Nos hemos acostumbrado a vivir sin reflexión. Abrazamos noticias e información sin
sustento real y los hacemos nuestros y los defendemos a capa y espada como si de ello
dependiera nuestra vida. Peor aún, olvidamos totalmente el rumbo de nuestra sociedad,
viviendo indiferentes antes las dificultades ajenas, aun cuando nosotros podamos tener
responsabilidad en ello, contentándonos de solucionar las nuestras, aún a expensas del
bienestar de los demás.
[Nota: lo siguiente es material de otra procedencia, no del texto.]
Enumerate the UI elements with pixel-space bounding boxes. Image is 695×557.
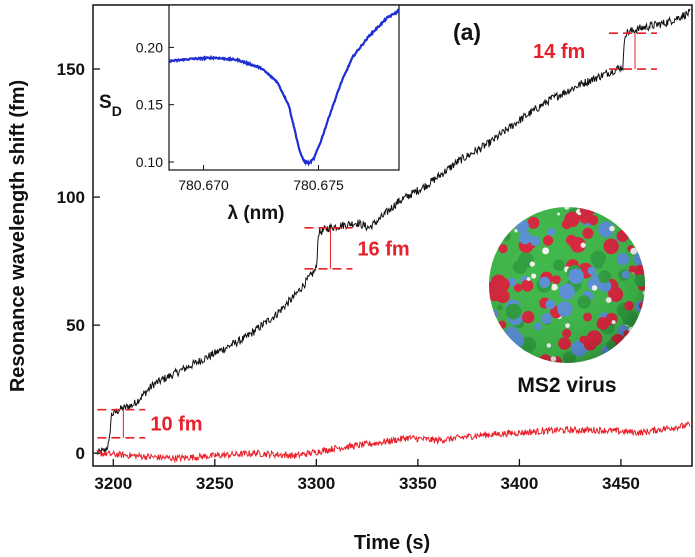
main-series-group [96, 8, 691, 464]
inset-x-tick-label: 780.675 [293, 177, 344, 193]
y-tick-label: 150 [57, 60, 85, 79]
panel-label: (a) [453, 19, 481, 45]
series-line-control [96, 420, 691, 464]
x-axis-label: Time (s) [354, 532, 430, 554]
step-label: 14 fm [533, 41, 585, 63]
x-tick-label: 3300 [297, 474, 335, 493]
main-x-ticks: 3200 3250 3300 3350 3400 3450 [94, 459, 640, 493]
inset-x-tick-label: 780.670 [178, 177, 229, 193]
inset-x-axis-label: λ (nm) [228, 203, 285, 224]
virus-label: MS2 virus [517, 374, 616, 397]
step-annotations: 10 fm 16 fm 14 fm [97, 32, 658, 439]
inset-x-ticks: 780.670 780.675 [178, 165, 344, 193]
inset-y-tick-label: 0.15 [136, 97, 163, 113]
inset-plot-frame [168, 4, 400, 171]
ms2-virus-illustration [489, 207, 645, 363]
x-tick-label: 3400 [500, 474, 538, 493]
x-tick-label: 3450 [602, 474, 640, 493]
inset-y-tick-label: 0.10 [136, 154, 163, 170]
main-y-ticks: 0 50 100 150 [57, 60, 100, 463]
x-tick-label: 3350 [399, 474, 437, 493]
inset-series-line [168, 8, 400, 167]
step-label: 16 fm [357, 238, 409, 260]
x-tick-label: 3200 [94, 474, 132, 493]
y-tick-label: 100 [57, 188, 85, 207]
y-axis-label: Resonance wavelength shift (fm) [7, 80, 29, 392]
y-tick-label: 0 [76, 444, 85, 463]
series-line-resonance-shift [96, 8, 691, 455]
step-label: 10 fm [150, 414, 202, 436]
inset-y-tick-label: 0.20 [136, 39, 163, 55]
inset-y-ticks: 0.10 0.15 0.20 [136, 39, 174, 170]
x-tick-label: 3250 [196, 474, 234, 493]
y-tick-label: 50 [66, 316, 85, 335]
inset-y-axis-label: SD [99, 92, 122, 119]
inset-series-group [168, 8, 400, 167]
En política no estamos mucho mejor: aceptamos las apariencias
que el político del momento intenta vendernos, o nos contentamos de la crítica fácil y
simplona que no hace más que repetir lo que las redes sociales “nos enseñan”.
Frente a ese reducido mundo de ideas recibidas, lugares comunes, falsas informaciones
y banalidades, aparece la palabra “cultura” como la única posibilidad de no dejarse invadir
por ese mundo. Mirada con desconfianza, con recelo, se le juzga como algo inútil, o bien,
al alcance de unos cuantos snobs que se contentan de hacer gala de sus copiosos pero
inservibles conocimientos, más dignos de un espectáculo de talentos, o como simples
enciclopedias vivientes, encargadas de resolver dudas a diestra y siniestra. Y es que al
hombre moderno le incomoda la concepción de cultura como el cultivo del hombre, el
conjunto de conocimientos que ennoblecen la vida del ser humano y lo elevan a vivir
dignamente. Es justamente esa definición la que hacemos nuestra.
Invariablemente, lo anterior lleva a preguntarnos: ¿sirve la cultura para algo? ¿tiene que
servir para algo?
La respuesta inmediata, no exenta de algo de cinismo, sería sin duda “no”. Basta mirar a
nuestro alrededor. Puestos políticos de no poca envergadura, son sostenidos por personas
que brillan por su ignorancia e incapacidad; personas en lugares estratégicos, donde el
conocimiento es elemento base del competente desarrollo de su actividad, dependen de
subalternos que, ellos sí, poseen la cultura suficiente…para hacer que el jefe brille. Fama,
“éxito”, y posición económica, están rara vez al alcance de mentes privilegiadas y, en
cambio, son el premio y la recompensa a la mediocridad y la desfachatez.
Porque vivimos en una sociedad que se complace en hacer la apología de la mediocridad
y la desfachatez. Como pocas cosas, la música es un claro ejemplo del nivel infrahumano
al que hemos llegado. Adiós a Vivaldi, Bach y Mozart, compositores “demasiado
complicados y elevados”, creadores de músicas “que no se cantan ni se bailan”. Hola a
estilos musicales de dudosa calidad estética -música basada simplemente en los más
primitivos instintos del hombre.
Sin embargo, más allá de las anteriores consideraciones sobre el lamentable estado de
nuestra sociedad, creemos que la cultura puede reivindicarse por sí misma. Dejando de
lado el tópico utilitarista del valor de la aplicación factual de las cosas, es evidente que la
Cultura posee innegables atributos que, por sí solos, hacen que merezca la pena
replantearse la pregunta de la necesidad de aquella.